Leave the pool a smarter swimmer than the one who entered.

This is a version of the proverb that Total Immersion Head Coach Terry Laughlin has promoted in so many ways over the years.

In addition to the physical and mental benefit of going through with just your warm-up and cool-down routine, any time you swim you can apply your trained attention and make observations of cause-and-effect in your body, mind, and stroke. If you accomplish nothing else in your swim that day, you leave the pool that day with a bit more understanding of what is going on than you had upon entering the pool. You leave the pool a smarter or wiser than the one who came. And that is one form of success you can hold on to on a tough day.

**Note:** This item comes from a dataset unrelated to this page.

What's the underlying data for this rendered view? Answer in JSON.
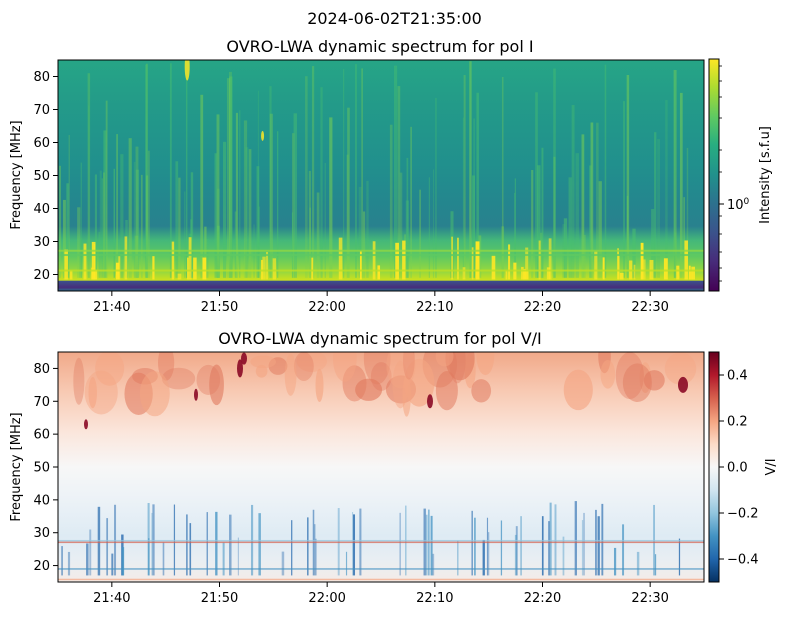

Perhaps this day your energy is too low to feel like you can do too much work on your metabolic and muscular systems. Perhaps the mental load of life has your brain more tired than usual, not feeling eager to work hard on your motor control. But your awareness is always available and it doesn’t take much energy if you’ve been training it regularly. If you have been investing in this skill, then you have the privilege of calling upon it in tough times at a very low cost. As a matter of fact, once ingrained, mindfulness is a habit you wouldn’t even have to remember to turn on in ordinary situations.

Fabio staying in his zone – San Vincenzo, Italy

It is with your ability to direct your attention where you choose and hold it there against distraction – the explicit objective of mindfulness training – that you can direct that attention on any moment in your swim, on any particular body part, or on any particular thought stream and just observe what is going on at that point, and trace out possible cause and effect relationships. And, you can do this without judgment against your performance. Whether the actions you make that day are full of failure or success does not matter at all, because both have valuable things to teach you, and those lessons are endless. And that is the beauty of this approach. You cannot go away empty handed.

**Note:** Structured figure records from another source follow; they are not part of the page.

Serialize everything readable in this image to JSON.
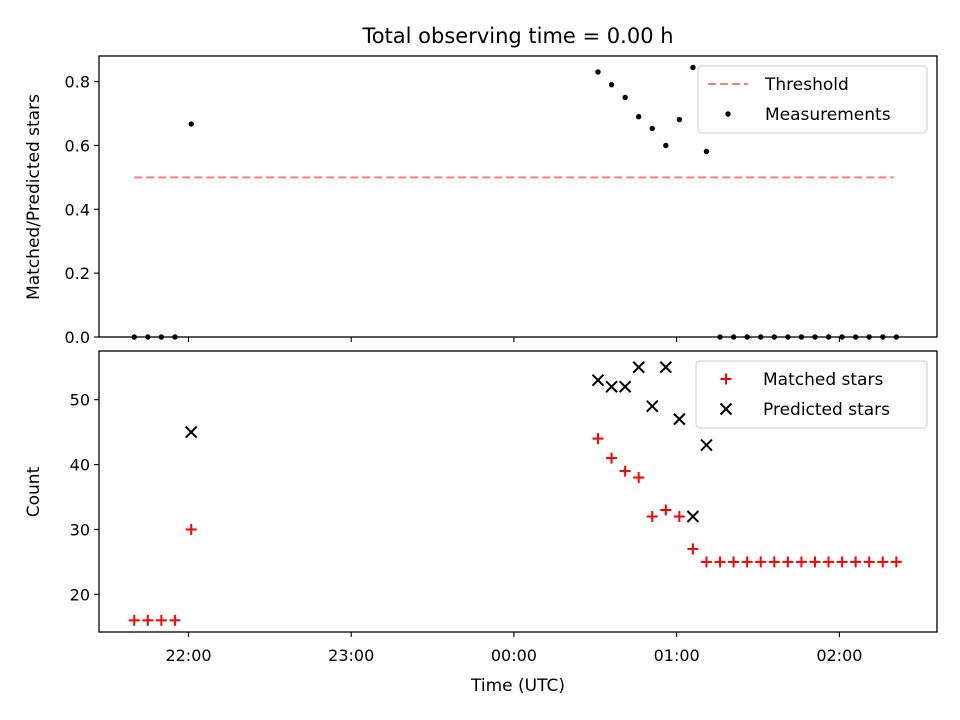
{
  "chart_data": [
    {
      "type": "scatter",
      "title": "Total observing time = 0.00 h",
      "xlabel": "",
      "ylabel": "Matched/Predicted stars",
      "x_unit": "time (UTC)",
      "xlim": [
        "21:27",
        "02:36"
      ],
      "ylim": [
        0,
        0.88
      ],
      "yticks": [
        "0.0",
        "0.2",
        "0.4",
        "0.6",
        "0.8"
      ],
      "ytick_values": [
        0,
        0.2,
        0.4,
        0.6,
        0.8
      ],
      "legend_position": "top-right",
      "grid": false,
      "threshold": {
        "name": "Threshold",
        "value": 0.5,
        "x_start": "21:40",
        "x_end": "02:20",
        "color": "#ff8080",
        "style": "dashed"
      },
      "series": [
        {
          "name": "Measurements",
          "color": "#000000",
          "marker": "dot",
          "points": [
            {
              "x": "21:40",
              "y": 0.0
            },
            {
              "x": "21:45",
              "y": 0.0
            },
            {
              "x": "21:50",
              "y": 0.0
            },
            {
              "x": "21:55",
              "y": 0.0
            },
            {
              "x": "22:01",
              "y": 0.667
            },
            {
              "x": "00:31",
              "y": 0.83
            },
            {
              "x": "00:36",
              "y": 0.79
            },
            {
              "x": "00:41",
              "y": 0.75
            },
            {
              "x": "00:46",
              "y": 0.69
            },
            {
              "x": "00:51",
              "y": 0.653
            },
            {
              "x": "00:56",
              "y": 0.6
            },
            {
              "x": "01:01",
              "y": 0.681
            },
            {
              "x": "01:06",
              "y": 0.844
            },
            {
              "x": "01:11",
              "y": 0.581
            },
            {
              "x": "01:16",
              "y": 0.0
            },
            {
              "x": "01:21",
              "y": 0.0
            },
            {
              "x": "01:26",
              "y": 0.0
            },
            {
              "x": "01:31",
              "y": 0.0
            },
            {
              "x": "01:36",
              "y": 0.0
            },
            {
              "x": "01:41",
              "y": 0.0
            },
            {
              "x": "01:46",
              "y": 0.0
            },
            {
              "x": "01:51",
              "y": 0.0
            },
            {
              "x": "01:56",
              "y": 0.0
            },
            {
              "x": "02:01",
              "y": 0.0
            },
            {
              "x": "02:06",
              "y": 0.0
            },
            {
              "x": "02:11",
              "y": 0.0
            },
            {
              "x": "02:16",
              "y": 0.0
            },
            {
              "x": "02:21",
              "y": 0.0
            }
          ]
        }
      ]
    },
    {
      "type": "scatter",
      "title": "",
      "xlabel": "Time (UTC)",
      "ylabel": "Count",
      "x_unit": "time (UTC)",
      "xlim": [
        "21:27",
        "02:36"
      ],
      "ylim": [
        14.2,
        57.5
      ],
      "yticks": [
        "20",
        "30",
        "40",
        "50"
      ],
      "ytick_values": [
        20,
        30,
        40,
        50
      ],
      "xticks": [
        "22:00",
        "23:00",
        "00:00",
        "01:00",
        "02:00"
      ],
      "xtick_values": [
        "22:00",
        "23:00",
        "00:00",
        "01:00",
        "02:00"
      ],
      "legend_position": "top-right",
      "grid": false,
      "series": [
        {
          "name": "Matched stars",
          "color": "#ff0000",
          "marker": "plus",
          "points": [
            {
              "x": "21:40",
              "y": 16
            },
            {
              "x": "21:45",
              "y": 16
            },
            {
              "x": "21:50",
              "y": 16
            },
            {
              "x": "21:55",
              "y": 16
            },
            {
              "x": "22:01",
              "y": 30
            },
            {
              "x": "00:31",
              "y": 44
            },
            {
              "x": "00:36",
              "y": 41
            },
            {
              "x": "00:41",
              "y": 39
            },
            {
              "x": "00:46",
              "y": 38
            },
            {
              "x": "00:51",
              "y": 32
            },
            {
              "x": "00:56",
              "y": 33
            },
            {
              "x": "01:01",
              "y": 32
            },
            {
              "x": "01:06",
              "y": 27
            },
            {
              "x": "01:11",
              "y": 25
            },
            {
              "x": "01:16",
              "y": 25
            },
            {
              "x": "01:21",
              "y": 25
            },
            {
              "x": "01:26",
              "y": 25
            },
            {
              "x": "01:31",
              "y": 25
            },
            {
              "x": "01:36",
              "y": 25
            },
            {
              "x": "01:41",
              "y": 25
            },
            {
              "x": "01:46",
              "y": 25
            },
            {
              "x": "01:51",
              "y": 25
            },
            {
              "x": "01:56",
              "y": 25
            },
            {
              "x": "02:01",
              "y": 25
            },
            {
              "x": "02:06",
              "y": 25
            },
            {
              "x": "02:11",
              "y": 25
            },
            {
              "x": "02:16",
              "y": 25
            },
            {
              "x": "02:21",
              "y": 25
            }
          ]
        },
        {
          "name": "Predicted stars",
          "color": "#000000",
          "marker": "x",
          "points": [
            {
              "x": "22:01",
              "y": 45
            },
            {
              "x": "00:31",
              "y": 53
            },
            {
              "x": "00:36",
              "y": 52
            },
            {
              "x": "00:41",
              "y": 52
            },
            {
              "x": "00:46",
              "y": 55
            },
            {
              "x": "00:51",
              "y": 49
            },
            {
              "x": "00:56",
              "y": 55
            },
            {
              "x": "01:01",
              "y": 47
            },
            {
              "x": "01:06",
              "y": 32
            },
            {
              "x": "01:11",
              "y": 43
            }
          ]
        }
      ]
    }
  ]
}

On these low-inspiration days you may not want to expend much energy to improve an inferior action, or do much to increase the challenge on a superior action. But just by examining the cause-and-effect of little details in that action pattern you can extract some very useful data about what is happening. When recorded and remembered, those insights can serve you the next time you practice with a fully charged battery.

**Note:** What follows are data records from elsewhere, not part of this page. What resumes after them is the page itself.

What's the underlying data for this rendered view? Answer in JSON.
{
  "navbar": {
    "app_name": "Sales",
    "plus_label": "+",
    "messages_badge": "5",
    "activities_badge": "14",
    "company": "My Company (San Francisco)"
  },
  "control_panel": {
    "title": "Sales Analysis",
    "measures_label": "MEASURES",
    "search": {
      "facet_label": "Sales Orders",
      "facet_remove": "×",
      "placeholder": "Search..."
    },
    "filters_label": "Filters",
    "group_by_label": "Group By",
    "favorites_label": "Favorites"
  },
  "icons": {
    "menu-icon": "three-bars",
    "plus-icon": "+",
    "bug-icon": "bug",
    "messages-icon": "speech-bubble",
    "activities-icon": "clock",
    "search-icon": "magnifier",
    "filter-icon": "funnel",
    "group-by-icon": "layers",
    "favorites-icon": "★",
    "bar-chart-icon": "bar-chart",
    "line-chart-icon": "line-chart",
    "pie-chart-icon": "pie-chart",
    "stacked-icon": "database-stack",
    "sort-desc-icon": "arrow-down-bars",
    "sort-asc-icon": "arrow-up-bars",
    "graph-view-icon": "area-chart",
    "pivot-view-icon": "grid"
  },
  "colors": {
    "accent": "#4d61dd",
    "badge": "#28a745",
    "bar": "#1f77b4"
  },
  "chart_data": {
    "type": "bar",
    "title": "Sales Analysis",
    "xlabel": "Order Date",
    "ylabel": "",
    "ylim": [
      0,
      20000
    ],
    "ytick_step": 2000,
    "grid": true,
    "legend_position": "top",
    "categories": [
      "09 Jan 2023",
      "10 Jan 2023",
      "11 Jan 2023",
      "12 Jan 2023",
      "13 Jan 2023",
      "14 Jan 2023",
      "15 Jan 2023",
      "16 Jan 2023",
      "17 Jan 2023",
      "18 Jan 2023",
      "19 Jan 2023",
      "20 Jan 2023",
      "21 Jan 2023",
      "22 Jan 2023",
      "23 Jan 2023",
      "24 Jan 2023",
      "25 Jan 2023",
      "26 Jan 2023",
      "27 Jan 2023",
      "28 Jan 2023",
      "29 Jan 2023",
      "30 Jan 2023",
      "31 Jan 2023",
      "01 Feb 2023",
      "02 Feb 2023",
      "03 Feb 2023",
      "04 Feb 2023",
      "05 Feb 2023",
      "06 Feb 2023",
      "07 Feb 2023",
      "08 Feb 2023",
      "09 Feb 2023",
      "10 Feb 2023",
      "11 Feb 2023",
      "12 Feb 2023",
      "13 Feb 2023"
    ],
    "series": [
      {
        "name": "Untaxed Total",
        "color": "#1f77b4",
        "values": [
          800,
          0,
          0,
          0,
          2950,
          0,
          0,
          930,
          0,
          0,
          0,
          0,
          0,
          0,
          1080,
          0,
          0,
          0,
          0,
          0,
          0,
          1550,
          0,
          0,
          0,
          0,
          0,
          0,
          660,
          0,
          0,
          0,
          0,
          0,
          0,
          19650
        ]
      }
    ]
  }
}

Let me emphasize this part of no-judgment a bit more. You may not have all the resources available today that you had yesterday, so it would be unfair to expect more. (Anyone feeling the aging process out there?) You may not be in position to accomplish more today than you did yesterday. But today you have what you have – take inventory and set your expectations accordingly, then work with what you’ve got. Examine only the person who is walking into the pool today, and measure your improvement against that person today, not the person your were yesterday. Accept yourself as you are today, no matter what that is – and work in the pool with that person.

This is one more powerful perspective to shape a better attitude and direct your attention on a tough day to make it a success in some meaningful way.

~ ~ ~

If you are intrigued by mindfulness and would consider a more formal training experience, one that would teach you how to apply mindfulness to the stress and discomforts of ‘normal’ life with all its great ups and downs you may look into a program called Mindfulness-Based Stress Reduction (MBSR) that has been pioneered by well-known MIT scientist Jon Kabat-Zinn Ph.D.

book cover - full catastrophe

A few quotes from the first chapter of this book (the first edition), describing MBSR:

Do Something Intentional For Yourself

“The interesting thing about this work is that we don’t really do anything for them. If we tried, I think we would fail miserably. Instead we invite them to do something radically new for themselves, namely to experiment with living intentionally from moment to moment.”

Start Where You Are Right Now

“We start with where people are in their lives right now, no matter where that is. We are willing to work with them if they are ready and willing to work with and on themselves. And we never give up on anyone, even if they get discouraged or have setbacks or are “failing” in their own eyes. We see each moment as a new beginning, a new opportunity to start over, to tune in, to reconnect.”

Come To Peaceful Terms With Reality

“What we really offer people is a sense that there is a way of being, a way of looking at problems, a way of coming to terms with the full catastrophe that can make life more joyful and rich than it otherwise might be, and a sense also of being somehow more in control.”

(Sounds a quite similar to our swim training events, if you ask me! The influence is obvious.)

MBSR programs and certified teachers appear to be located all over the US and abroad now. I even see the 8-week live MBSR courses being offered online so a person can attend a virtual class. It’s a clinically proven approach to making the internal experience of life so much better, especially for those who are enduring tremendous pain and mental difficulty.

It only makes sense that we would want to apply these powerful skills to our experience in the water, don’t you think?